Although Medsafe is streamlining its assessment processes and prioritising the evaluation of the vaccines over other medicines, they’ll still have the same rigorous level of scrutiny that all medicines undergo.
New Zealand’s place near the back of the global queue – largely because of our successful response wiping out local transmission – means regulators have more time to assess.
Will there be side effects?
Yes, there are side effects. Some people will have none and a few feel quite off colour for a day or two.
These effects are related to an immune response and experts say they could be seen as a positive sign of responding to the vaccine.
By and large, side effects are all fairly minor and don’t last long. Being even a little bit sick with Covid lasts far longer.
As the Pfizer vaccine does not contain any live virus, people who have compromised immune systems aren’t at risk of a live virus replicating. You cannot get Covid from these vaccines.
How much will it cost to get the vaccine?
The Government has announced Covid-19 vaccinations will be free and voluntary for everyone in the country regardless of visa status.

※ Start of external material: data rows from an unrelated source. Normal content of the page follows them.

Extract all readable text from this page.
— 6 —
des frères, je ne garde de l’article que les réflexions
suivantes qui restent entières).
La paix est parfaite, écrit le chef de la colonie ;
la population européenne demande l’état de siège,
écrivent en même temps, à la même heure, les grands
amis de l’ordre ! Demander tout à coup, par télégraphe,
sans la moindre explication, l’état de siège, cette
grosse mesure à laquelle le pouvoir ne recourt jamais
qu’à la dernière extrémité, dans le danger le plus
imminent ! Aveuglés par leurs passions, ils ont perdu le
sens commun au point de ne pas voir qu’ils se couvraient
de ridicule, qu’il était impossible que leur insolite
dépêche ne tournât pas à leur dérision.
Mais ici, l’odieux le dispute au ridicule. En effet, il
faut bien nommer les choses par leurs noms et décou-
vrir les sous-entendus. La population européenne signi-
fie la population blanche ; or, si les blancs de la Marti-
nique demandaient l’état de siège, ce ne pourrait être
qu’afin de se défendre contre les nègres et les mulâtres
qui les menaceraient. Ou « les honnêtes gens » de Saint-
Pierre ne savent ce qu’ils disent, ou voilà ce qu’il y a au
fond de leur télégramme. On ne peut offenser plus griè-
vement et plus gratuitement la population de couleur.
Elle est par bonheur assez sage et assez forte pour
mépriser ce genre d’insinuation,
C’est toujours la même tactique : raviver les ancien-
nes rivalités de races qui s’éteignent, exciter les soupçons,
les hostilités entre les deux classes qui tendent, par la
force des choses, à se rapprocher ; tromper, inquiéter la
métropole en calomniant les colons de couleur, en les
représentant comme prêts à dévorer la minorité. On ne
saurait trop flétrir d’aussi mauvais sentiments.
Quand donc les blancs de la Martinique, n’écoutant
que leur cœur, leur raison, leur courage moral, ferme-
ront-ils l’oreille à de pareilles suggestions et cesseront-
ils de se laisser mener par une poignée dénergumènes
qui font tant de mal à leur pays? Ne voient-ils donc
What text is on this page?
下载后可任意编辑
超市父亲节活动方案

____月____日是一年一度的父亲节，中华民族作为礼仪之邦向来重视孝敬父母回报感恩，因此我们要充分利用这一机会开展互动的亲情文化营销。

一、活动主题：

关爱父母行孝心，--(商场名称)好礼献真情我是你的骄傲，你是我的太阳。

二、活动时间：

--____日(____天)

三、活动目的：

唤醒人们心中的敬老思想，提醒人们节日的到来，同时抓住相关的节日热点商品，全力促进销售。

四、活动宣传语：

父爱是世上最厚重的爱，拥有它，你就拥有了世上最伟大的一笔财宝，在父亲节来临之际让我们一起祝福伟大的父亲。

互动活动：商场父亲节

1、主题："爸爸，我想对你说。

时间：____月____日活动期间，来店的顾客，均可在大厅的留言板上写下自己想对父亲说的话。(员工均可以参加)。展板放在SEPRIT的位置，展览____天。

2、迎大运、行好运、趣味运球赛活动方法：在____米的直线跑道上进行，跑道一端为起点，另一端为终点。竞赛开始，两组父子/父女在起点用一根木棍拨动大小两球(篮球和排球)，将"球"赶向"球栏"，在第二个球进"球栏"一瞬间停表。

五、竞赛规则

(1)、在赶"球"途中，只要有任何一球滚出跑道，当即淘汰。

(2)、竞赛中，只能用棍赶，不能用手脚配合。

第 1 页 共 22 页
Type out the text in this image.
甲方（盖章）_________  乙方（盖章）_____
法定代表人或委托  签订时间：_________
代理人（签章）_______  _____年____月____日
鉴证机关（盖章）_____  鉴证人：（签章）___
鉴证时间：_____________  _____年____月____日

More than $66 million has been allocated to support the rollout of the vaccine. Most of this Government spend is to pay for enough supplies to vaccinate our entire population and support our Pacific Realm countries.
Who can get the vaccine?
Anyone in New Zealand can get a vaccine as long as they are older than 16. That means citizens, residents and workers on a visa – regardless of its status.
The Pfizer vaccine has not been approved for children and rangatahi under 16 years old because it wasn’t trialled in that age group.
The Government said this decision could be reconsidered if more information became available.
How many people is the Government hoping to vaccinate?
Ideally – at least 90 per cent of the population.
Bloomfield has said 70 per cent vaccination would be the minimum needed for herd immunity, depending on factors including vaccine efficacy.
However, polling suggests only about 70 per cent of New Zealanders would be prepared to get vaccinated, and a further 20 per cent – the “vaccine hesitant” – would get a jab if they were very sure it was safe.
About 10 per cent said they wouldn’t.
The Government has promised alongside the vaccine rollout will be a large-scale public education and awareness campaign to ensure people are reliably informed.
Who will give the vaccines?
The Government is planning for an extra 2000 to 3000 fulltime vaccinators who will be trained and available when needed throughout New Zealand.
This workforce will continue to scale up during 2021 in line with vaccine delivery schedules.
The Ministry has also contracted the Immunisation Advisory Centre to provide training on Covid-19 vaccines, which is expected to start this month, initially for those vaccinators who will deliver the Pfizer vaccine and then for nurses, doctors and pharmacists.
Can the vaccines expire?
Yes. Once Covid vaccines are removed from ultra-cold freezers they need to be used within days or they will expire. Transporting the exact number of doses needed for frontline workers based in the regions will be crucial to prevent any wastage.
The vaccines must be stored at ultra-low temperatures, and will be kept in nine -80°C freezers that can store more than 1.5 million doses in total.
Those will be in Auckland and the South Island. However, because the vaccines can be stored for up to five days in normal cold chain fridges at temperatures from 2-8°C, and up to two hours at room temperature prior to use, vaccines will be administered across the country, in areas with borders or MIQ facilities.